Posted on March 3rd, 2014 by Stephen Hardy | Print

In these blogs we have been discussing SMART goals. These goals are:

Specific

Measurable

Attainable

Relevant

Timely

In this blog we look at making them:

Timely

Dreams aren’t goals. Dreams are missing something to make them a goal.

To turn a dream into a goal it needs a date.

Dates have urgency. Dates are real. By setting a date to achieve a goal you make yourself accountable. Setting a date – and don’t ever forget to include the year when you set the date – means you can set a schedule for making it happen and put daily tasks or processes in place to make sure it does.

Here’s how it works: Say you’ve always dreamed of taking your family on a two-week holiday to Paris in the Spring. Let’s turn this dream into a goal by giving it a date.

If the holiday will cost $12,000 and you want to go in April 2016, to coincide with your daughter’s 16th birthday, then everything will need to be booked and paid for by January 2016, 24 months away. So what do you need to do every month and every week over the next 24 months so the trip will be booked and paid for by January 2016? It then becomes a simple maths problem. To have $12,000 in the bank by January 2016 you need to save $500 per month or $116 per week, each and every week, for the next 2 years. And if it means you have to go without something to save $116 per week, what is it you can either cut back on or do without over the next 24 months?

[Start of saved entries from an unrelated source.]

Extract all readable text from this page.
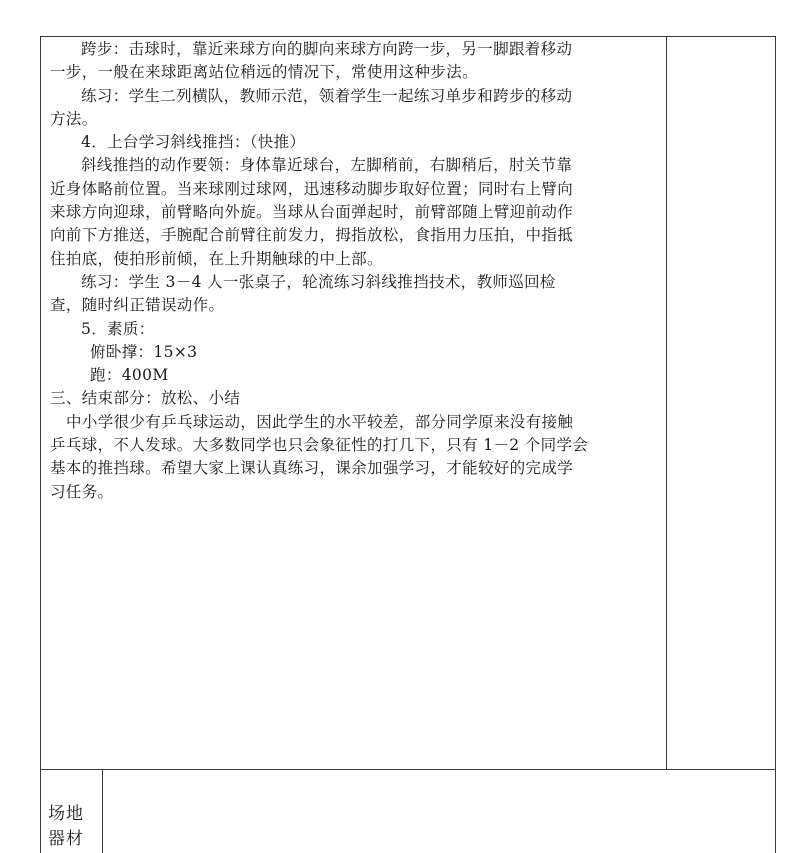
跨步：击球时，靠近来球方向的脚向来球方向跨一步，另一脚跟着移动

一步，一般在来球距离站位稍远的情况下，常使用这种步法。

练习：学生二列横队，教师示范，领着学生一起练习单步和跨步的移动

方法。

4．上台学习斜线推挡：（快推）

斜线推挡的动作要领：身体靠近球台，左脚稍前，右脚稍后，肘关节靠

近身体略前位置。当来球刚过球网，迅速移动脚步取好位置；同时右上臂向

来球方向迎球，前臂略向外旋。当球从台面弹起时，前臂部随上臂迎前动作

向前下方推送，手腕配合前臂往前发力，拇指放松，食指用力压拍，中指抵

住拍底，使拍形前倾，在上升期触球的中上部。

练习：学生 3－4 人一张桌子，轮流练习斜线推挡技术，教师巡回检

查，随时纠正错误动作。

5．素质：

俯卧撑：15×3

跑：400M

三、结束部分：放松、小结

中小学很少有乒乓球运动，因此学生的水平较差，部分同学原来没有接触

乒乓球，不人发球。大多数同学也只会象征性的打几下，只有 1－2 个同学会

基本的推挡球。希望大家上课认真练习，课余加强学习，才能较好的完成学

习任务。

场地
器材
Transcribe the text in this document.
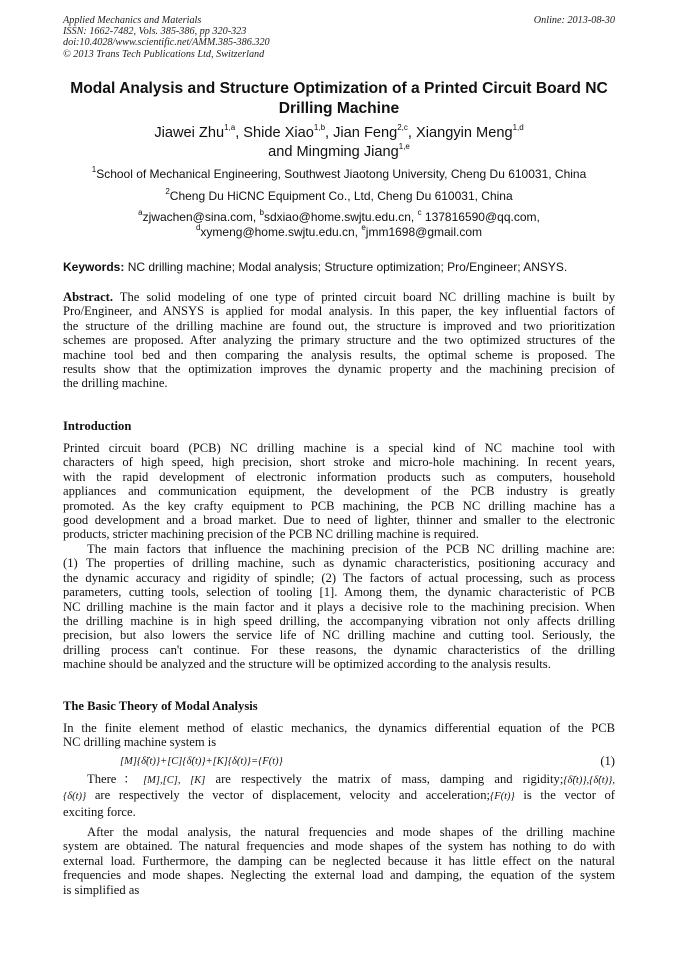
Applied Mechanics and Materials
ISSN: 1662-7482, Vols. 385-386, pp 320-323
doi:10.4028/www.scientific.net/AMM.385-386.320
© 2013 Trans Tech Publications Ltd, Switzerland
Online: 2013-08-30
Modal Analysis and Structure Optimization of a Printed Circuit Board NC
Drilling Machine
Jiawei Zhu$^{1,a}$, Shide Xiao$^{1,b}$, Jian Feng$^{2,c}$, Xiangyin Meng$^{1,d}$
and Mingming Jiang$^{1,e}$
$^1$School of Mechanical Engineering, Southwest Jiaotong University, Cheng Du 610031, China
$^2$Cheng Du HiCNC Equipment Co., Ltd, Cheng Du 610031, China
$^a$zjwachen@sina.com, $^b$sdxiao@home.swjtu.edu.cn, $^c$ 137816590@qq.com,
$^d$xymeng@home.swjtu.edu.cn, $^e$jmm1698@gmail.com
Keywords: NC drilling machine; Modal analysis; Structure optimization; Pro/Engineer; ANSYS.
Abstract. The solid modeling of one type of printed circuit board NC drilling machine is built by
Pro/Engineer, and ANSYS is applied for modal analysis. In this paper, the key influential factors of
the structure of the drilling machine are found out, the structure is improved and two prioritization
schemes are proposed. After analyzing the primary structure and the two optimized structures of the
machine tool bed and then comparing the analysis results, the optimal scheme is proposed. The
results show that the optimization improves the dynamic property and the machining precision of
the drilling machine.
Introduction
Printed circuit board (PCB) NC drilling machine is a special kind of NC machine tool with
characters of high speed, high precision, short stroke and micro-hole machining. In recent years,
with the rapid development of electronic information products such as computers, household
appliances and communication equipment, the development of the PCB industry is greatly
promoted. As the key crafty equipment to PCB machining, the PCB NC drilling machine has a
good development and a broad market. Due to need of lighter, thinner and smaller to the electronic
products, stricter machining precision of the PCB NC drilling machine is required.
The main factors that influence the machining precision of the PCB NC drilling machine are:
(1) The properties of drilling machine, such as dynamic characteristics, positioning accuracy and
the dynamic accuracy and rigidity of spindle; (2) The factors of actual processing, such as process
parameters, cutting tools, selection of tooling [1]. Among them, the dynamic characteristic of PCB
NC drilling machine is the main factor and it plays a decisive role to the machining precision. When
the drilling machine is in high speed drilling, the accompanying vibration not only affects drilling
precision, but also lowers the service life of NC drilling machine and cutting tool. Seriously, the
drilling process can't continue. For these reasons, the dynamic characteristics of the drilling
machine should be analyzed and the structure will be optimized according to the analysis results.
The Basic Theory of Modal Analysis
In the finite element method of elastic mechanics, the dynamics differential equation of the PCB
NC drilling machine system is
[M]{δ̈(t)}+[C]{δ̇(t)}+[K]{δ(t)}={F(t)}	(1)
There：[M],[C], [K] are respectively the matrix of mass, damping and rigidity;{δ̈(t)},{δ̇(t)},
{δ(t)} are respectively the vector of displacement, velocity and acceleration;{F(t)} is the vector of
exciting force.
After the modal analysis, the natural frequencies and mode shapes of the drilling machine
system are obtained. The natural frequencies and mode shapes of the system has nothing to do with
external load. Furthermore, the damping can be neglected because it has little effect on the natural
frequencies and mode shapes. Neglecting the external load and damping, the equation of the system
is simplified as
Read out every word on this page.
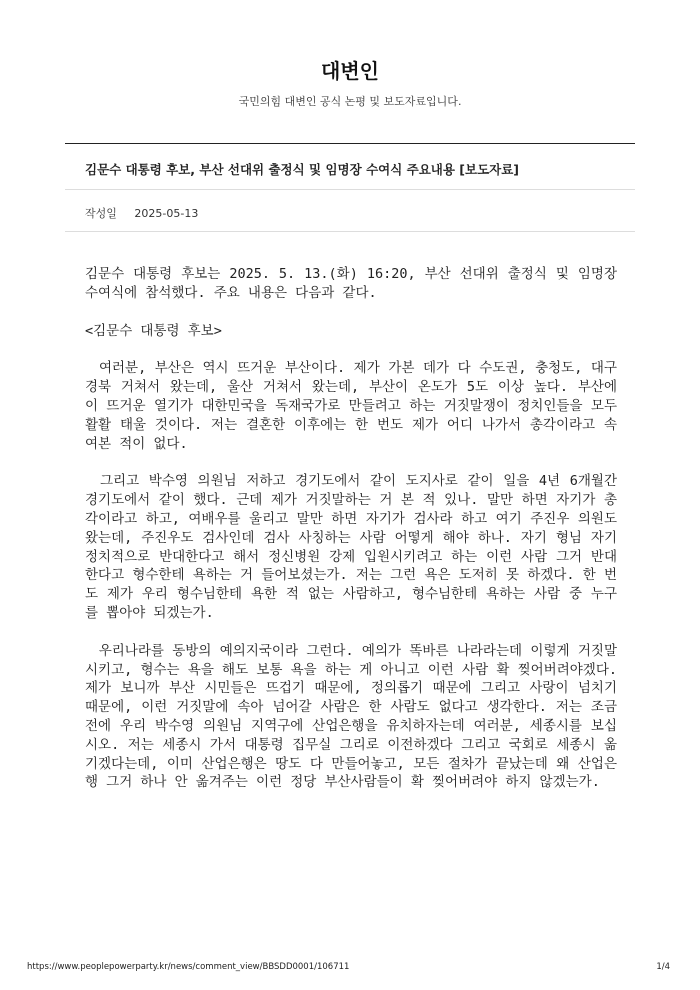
대변인
국민의힘 대변인 공식 논평 및 보도자료입니다.
김문수 대통령 후보, 부산 선대위 출정식 및 임명장 수여식 주요내용 [보도자료]
작성일 2025-05-13

김문수 대통령 후보는 2025. 5. 13.(화) 16:20, 부산 선대위 출정식 및 임명장 수여식에 참석했다. 주요 내용은 다음과 같다.

<김문수 대통령 후보>

　여러분, 부산은 역시 뜨거운 부산이다. 제가 가본 데가 다 수도권, 충청도, 대구 경북 거쳐서 왔는데, 울산 거쳐서 왔는데, 부산이 온도가 5도 이상 높다. 부산에 이 뜨거운 열기가 대한민국을 독재국가로 만들려고 하는 거짓말쟁이 정치인들을 모두 활활 태울 것이다. 저는 결혼한 이후에는 한 번도 제가 어디 나가서 총각이라고 속여본 적이 없다.

　그리고 박수영 의원님 저하고 경기도에서 같이 도지사로 같이 일을 4년 6개월간 경기도에서 같이 했다. 근데 제가 거짓말하는 거 본 적 있나. 말만 하면 자기가 총각이라고 하고, 여배우를 울리고 말만 하면 자기가 검사라 하고 여기 주진우 의원도 왔는데, 주진우도 검사인데 검사 사칭하는 사람 어떻게 해야 하나. 자기 형님 자기 정치적으로 반대한다고 해서 정신병원 강제 입원시키려고 하는 이런 사람 그거 반대 한다고 형수한테 욕하는 거 들어보셨는가. 저는 그런 욕은 도저히 못 하겠다. 한 번도 제가 우리 형수님한테 욕한 적 없는 사람하고, 형수님한테 욕하는 사람 중 누구를 뽑아야 되겠는가.

　우리나라를 동방의 예의지국이라 그런다. 예의가 똑바른 나라라는데 이렇게 거짓말 시키고, 형수는 욕을 해도 보통 욕을 하는 게 아니고 이런 사람 확 찢어버려야겠다. 제가 보니까 부산 시민들은 뜨겁기 때문에, 정의롭기 때문에 그리고 사랑이 넘치기 때문에, 이런 거짓말에 속아 넘어갈 사람은 한 사람도 없다고 생각한다. 저는 조금 전에 우리 박수영 의원님 지역구에 산업은행을 유치하자는데 여러분, 세종시를 보십시오. 저는 세종시 가서 대통령 집무실 그리로 이전하겠다 그리고 국회로 세종시 옮기겠다는데, 이미 산업은행은 땅도 다 만들어놓고, 모든 절차가 끝났는데 왜 산업은행 그거 하나 안 옮겨주는 이런 정당 부산사람들이 확 찢어버려야 하지 않겠는가.

https://www.peoplepowerparty.kr/news/comment_view/BBSDD0001/106711	1/4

The self-made Texas oil tycoon Haroldson Lafayette Hunt Jnr, or H. L Hunt as he was more commonly known and reputedly the world’s richest man at the time of his death in November 1974, had a very succinct philosophy on achieving your goals.

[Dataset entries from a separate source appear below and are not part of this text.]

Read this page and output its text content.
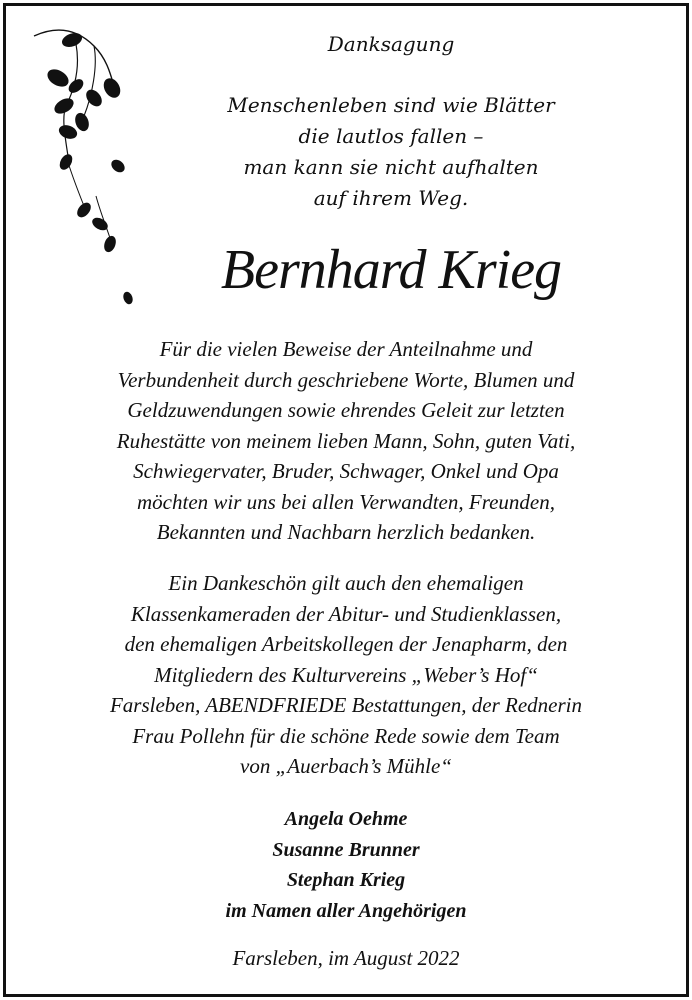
Danksagung
Menschenleben sind wie Blätter
die lautlos fallen –
man kann sie nicht aufhalten
auf ihrem Weg.
Bernhard Krieg
Für die vielen Beweise der Anteilnahme und
Verbundenheit durch geschriebene Worte, Blumen und
Geldzuwendungen sowie ehrendes Geleit zur letzten
Ruhestätte von meinem lieben Mann, Sohn, guten Vati,
Schwiegervater, Bruder, Schwager, Onkel und Opa
möchten wir uns bei allen Verwandten, Freunden,
Bekannten und Nachbarn herzlich bedanken.
Ein Dankeschön gilt auch den ehemaligen
Klassenkameraden der Abitur- und Studienklassen,
den ehemaligen Arbeitskollegen der Jenapharm, den
Mitgliedern des Kulturvereins „Weber’s Hof“
Farsleben, ABENDFRIEDE Bestattungen, der Rednerin
Frau Pollehn für die schöne Rede sowie dem Team
von „Auerbach’s Mühle“
Angela Oehme
Susanne Brunner
Stephan Krieg
im Namen aller Angehörigen
Farsleben, im August 2022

“Decide what you want. Decide what you are willing to exchange for it. Establish your priorities and go to work.”

Simply put:

  1. Set your goal.
  2. Identify what you need to do to achieve it.
  3. Get on with it!

So for your holiday in Paris we have done exactly that.

We have set the goal:

Two weeks with the family in Paris in Spring in April 2016.

We have identified exactly what you need to achieve it:

Save $116 per week for the next 2 years.

And if you follow H. L. Hunt’s third point and through dedication and will power stick to saving $116 each and every week for the next 2 years, then it is no longer a dream. It WILL happen. It is inevitable mathematical certainty because you planned it that way.

As we have discussed, the good thing about using SMART goals is you have a yardstick to measure how you are going. Every month your bank statement tells you exactly where you are in the process of getting to Paris. You can tell instantly whether you are behind or ahead of your target and what you need to do to get back on track.